Several people have been asking for an update on our public audit of the Truecrypt disk encryption software. I’m happy to say that the project is on track and proceeding apace. Here I wanted to give a few quick updates:
- Thanks to the amazingly generous donations of 1,434 individual donors from over 90 countries, as of today, we’ve collected $62,104 USD and 32.6 BTC* towards this effort. This is an unbelievable response and I can’t thank our donors enough. I’m blown away that this is happening.
- We’ve assembled a stellar technical advisory board to make sure we spend this money properly and generally to keep us honest. More details shortly.

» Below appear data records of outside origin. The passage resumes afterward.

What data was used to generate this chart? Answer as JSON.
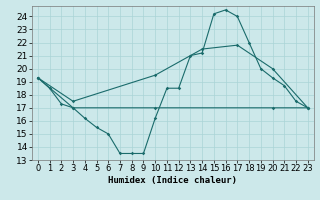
{
  "title": "",
  "xlabel": "Humidex (Indice chaleur)",
  "bg_color": "#cce8ea",
  "grid_color": "#aad4d7",
  "line_color": "#1a6b6b",
  "xlim": [
    -0.5,
    23.5
  ],
  "ylim": [
    13,
    24.8
  ],
  "yticks": [
    13,
    14,
    15,
    16,
    17,
    18,
    19,
    20,
    21,
    22,
    23,
    24
  ],
  "xticks": [
    0,
    1,
    2,
    3,
    4,
    5,
    6,
    7,
    8,
    9,
    10,
    11,
    12,
    13,
    14,
    15,
    16,
    17,
    18,
    19,
    20,
    21,
    22,
    23
  ],
  "line1_x": [
    0,
    1,
    2,
    3,
    4,
    5,
    6,
    7,
    8,
    9,
    10,
    11,
    12,
    13,
    14,
    15,
    16,
    17,
    18,
    19,
    20,
    21,
    22,
    23
  ],
  "line1_y": [
    19.3,
    18.5,
    17.3,
    17.0,
    16.2,
    15.5,
    15.0,
    13.5,
    13.5,
    13.5,
    16.2,
    18.5,
    18.5,
    21.0,
    21.2,
    24.2,
    24.5,
    24.0,
    22.0,
    20.0,
    19.3,
    18.7,
    17.5,
    17.0
  ],
  "line2_x": [
    0,
    3,
    10,
    14,
    17,
    20,
    23
  ],
  "line2_y": [
    19.3,
    17.5,
    19.5,
    21.5,
    21.8,
    20.0,
    17.0
  ],
  "line3_x": [
    0,
    3,
    10,
    20,
    23
  ],
  "line3_y": [
    19.3,
    17.0,
    17.0,
    17.0,
    17.0
  ],
  "font_size": 6.5
}
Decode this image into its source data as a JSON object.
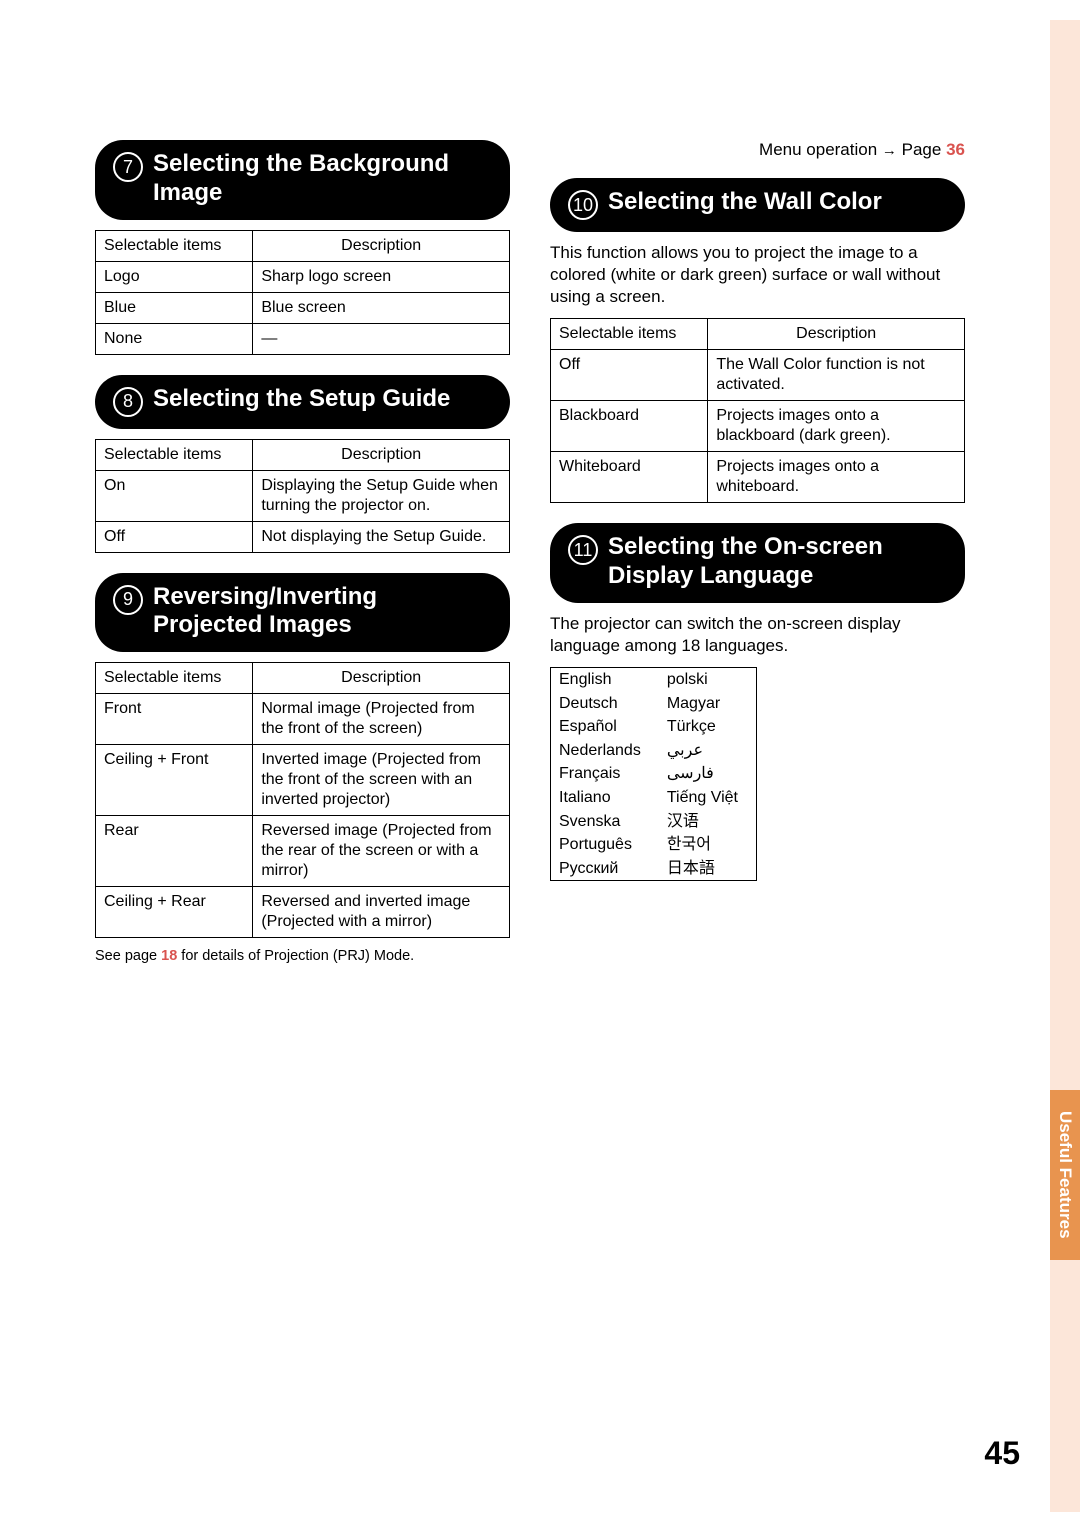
{
  "page_number": "45",
  "tab_label": "Useful\nFeatures",
  "menu_operation": {
    "text": "Menu operation",
    "arrow": "→",
    "page_word": "Page",
    "page_ref": "36"
  },
  "sections": {
    "s7": {
      "num": "7",
      "title": "Selecting the Background Image",
      "table": {
        "header": [
          "Selectable items",
          "Description"
        ],
        "rows": [
          [
            "Logo",
            "Sharp logo screen"
          ],
          [
            "Blue",
            "Blue screen"
          ],
          [
            "None",
            "—"
          ]
        ]
      }
    },
    "s8": {
      "num": "8",
      "title": "Selecting the Setup Guide",
      "table": {
        "header": [
          "Selectable items",
          "Description"
        ],
        "rows": [
          [
            "On",
            "Displaying the Setup Guide when turning the projector on."
          ],
          [
            "Off",
            "Not displaying the Setup Guide."
          ]
        ]
      }
    },
    "s9": {
      "num": "9",
      "title": "Reversing/Inverting Projected Images",
      "table": {
        "header": [
          "Selectable items",
          "Description"
        ],
        "rows": [
          [
            "Front",
            "Normal image (Projected from the front of the screen)"
          ],
          [
            "Ceiling + Front",
            "Inverted image (Projected from the front of the screen with an inverted projector)"
          ],
          [
            "Rear",
            "Reversed image (Projected from the rear of the screen or with a mirror)"
          ],
          [
            "Ceiling + Rear",
            "Reversed and inverted image (Projected with a mirror)"
          ]
        ]
      },
      "footnote": {
        "pre": "See page ",
        "page_ref": "18",
        "post": " for details of Projection (PRJ) Mode."
      }
    },
    "s10": {
      "num": "10",
      "title": "Selecting the Wall Color",
      "intro": "This function allows you to project the image to a colored (white or dark green) surface or wall without using a screen.",
      "table": {
        "header": [
          "Selectable items",
          "Description"
        ],
        "rows": [
          [
            "Off",
            "The Wall Color function is not activated."
          ],
          [
            "Blackboard",
            "Projects images onto a blackboard (dark green)."
          ],
          [
            "Whiteboard",
            "Projects images onto a whiteboard."
          ]
        ]
      }
    },
    "s11": {
      "num": "11",
      "title": "Selecting the On-screen Display Language",
      "intro": "The projector can switch the on-screen display language among 18 languages.",
      "languages": {
        "col1": [
          "English",
          "Deutsch",
          "Español",
          "Nederlands",
          "Français",
          "Italiano",
          "Svenska",
          "Português",
          "Русский"
        ],
        "col2": [
          "polski",
          "Magyar",
          "Türkçe",
          "عربي",
          "فارسی",
          "Tiếng Việt",
          "汉语",
          "한국어",
          "日本語"
        ]
      }
    }
  }
}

- In order to make best use of the donated funds and manage on-going governance of the project, we’ve incorporated as a non-profit corporation in North Carolina—the Open Crypto Audit Project (OCAP)—and are currently seeking 501c(3) tax-exempt designation. Board members include myself, Kenn White (who has been doing most of the heavy organizational lifting) and the amazing Marcia Hoffman. We have high hopes that OCAP will find a purpose beyond this Truecrypt audit.
- The Open Technology Fund has generously agreed to donate a substantial amount of contracted evaluation time to our effort
- And finally, the most exciting news: we’ve signed a first contract with iSEC partners to evaluate large portions of the Windows software and bootloader code. This review will begin in January.
Let me add one more personal note.
I usually take a pretty skeptical attitude on this blog when it comes to Internet security. For the most part we do things wrong, and I used to think most people didn’t care. The fact is that I was wrong. If the response to our audit call is any evidence, you do care. You care a lot.